I stand at the sink rinsing and scrubbing vegetables wondering if all this washing is doing any good. Why wouldn’t pesticides and herbicides and fertilizers get absorbed by growing plants? I’m sure Big Ag has an answer.
Who do you believe? Big Ag, the processed food industry, or your local organic farmer?
We’re so used to finding out that we’ve been lied to, I’m expecting any day a warning that organic foods are a fraud as well.
But not believing anything is as foolish as believing everything.
In the meantime I buy a box of produce every week from Abundant Harvest Organics located in Kingsville. Simply, they are “an alliance of small family farmers in Central California dedicated to growing superior organic produce and getting it to you in the simplest manner possible…without the use of chemicals or packaging materials. We grow locally and supply locally, cutting the need for expensive and wasteful fuel and packing resources.”
This is not an ad for Abundant Harvest. It’s expensive at $21.80 a week for one person and I know how lucky I am to be able to afford it. However, tomatoes do not taste like baseballs; apples are so sweet they spurt juice when you bite in.
As I write in February 2011, tomatoes are not in season, but apples, kiwi, and oranges are, and carrots you eat like candy. I’ve learned how to deal with kale but daikon radish must be a taste acquired in childhood. I grew up long ago in the north of Ontario, Canada, where fresh produce made it to Toronto maybe, but not where we lived. But ah, the peaches in summer, the figs, and great tasting kinds of lettuce and greens I’ve never seen before.
Each week a flyer accompanies your box telling you the name of the farmer and his location in the Central Valley and some of Old Uncle Vern’s homespun teachings. Where I live the delivery truck brings our order to Lebec and a volunteer freights it up the hill for all of us. I like that idea.

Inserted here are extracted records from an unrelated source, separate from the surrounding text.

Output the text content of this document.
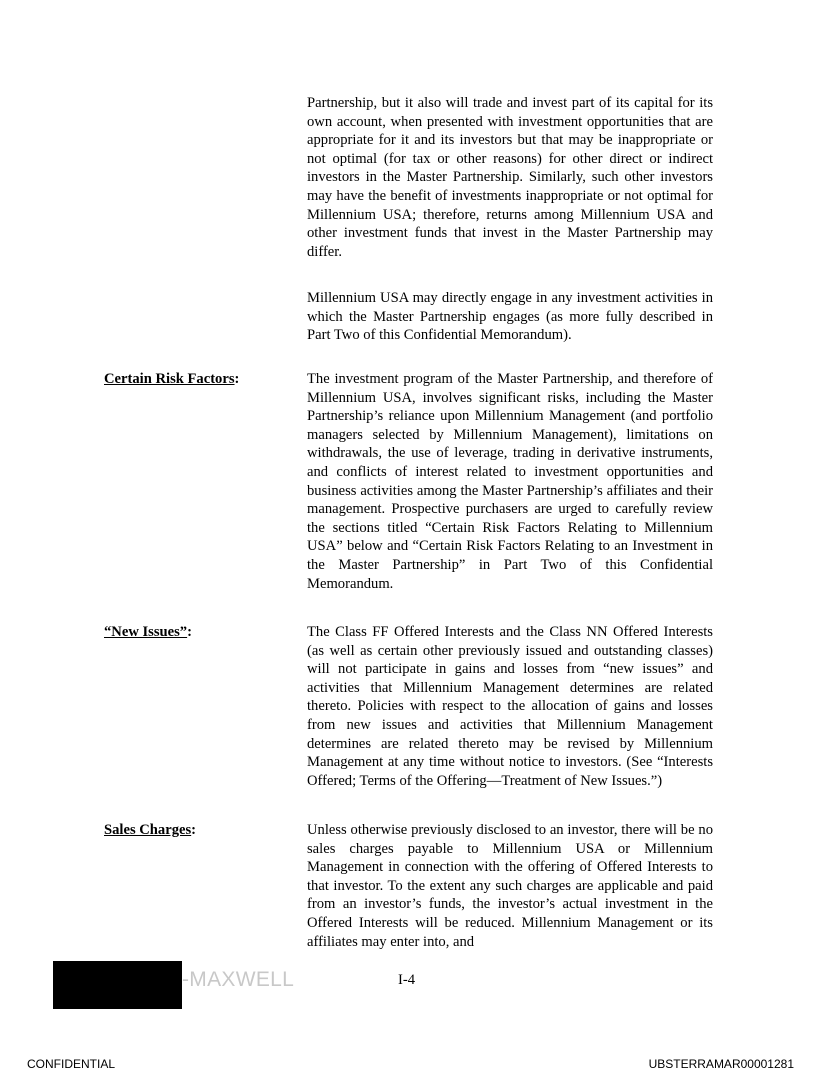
Partnership, but it also will trade and invest part of its capital for its own account, when presented with investment opportunities that are appropriate for it and its investors but that may be inappropriate or not optimal (for tax or other reasons) for other direct or indirect investors in the Master Partnership. Similarly, such other investors may have the benefit of investments inappropriate or not optimal for Millennium USA; therefore, returns among Millennium USA and other investment funds that invest in the Master Partnership may differ.

Millennium USA may directly engage in any investment activities in which the Master Partnership engages (as more fully described in Part Two of this Confidential Memorandum).

Certain Risk Factors:	The investment program of the Master Partnership, and therefore of Millennium USA, involves significant risks, including the Master Partnership’s reliance upon Millennium Management (and portfolio managers selected by Millennium Management), limitations on withdrawals, the use of leverage, trading in derivative instruments, and conflicts of interest related to investment opportunities and business activities among the Master Partnership’s affiliates and their management. Prospective purchasers are urged to carefully review the sections titled “Certain Risk Factors Relating to Millennium USA” below and “Certain Risk Factors Relating to an Investment in the Master Partnership” in Part Two of this Confidential Memorandum.

“New Issues”:	The Class FF Offered Interests and the Class NN Offered Interests (as well as certain other previously issued and outstanding classes) will not participate in gains and losses from “new issues” and activities that Millennium Management determines are related thereto. Policies with respect to the allocation of gains and losses from new issues and activities that Millennium Management determines are related thereto may be revised by Millennium Management at any time without notice to investors. (See “Interests Offered; Terms of the Offering—Treatment of New Issues.”)

Sales Charges:	Unless otherwise previously disclosed to an investor, there will be no sales charges payable to Millennium USA or Millennium Management in connection with the offering of Offered Interests to that investor. To the extent any such charges are applicable and paid from an investor’s funds, the investor’s actual investment in the Offered Interests will be reduced. Millennium Management or its affiliates may enter into, and

-MAXWELL	I-4
CONFIDENTIAL	UBSTERRAMAR00001281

Bittman suggests that people who produce and sell actual food should receive subsidies rather than corn and soy farms who grow food for livestock and cars. How about an increased subsidy for school lunches instead? Small farmers and those who work for them should receive a living wage?
Whew! What a revolutionary idea.
But I see this week the government has sold us out to Monsanto. They’re licking their chops now over at Monsanto. Oh, don’t get me started on Monsanto.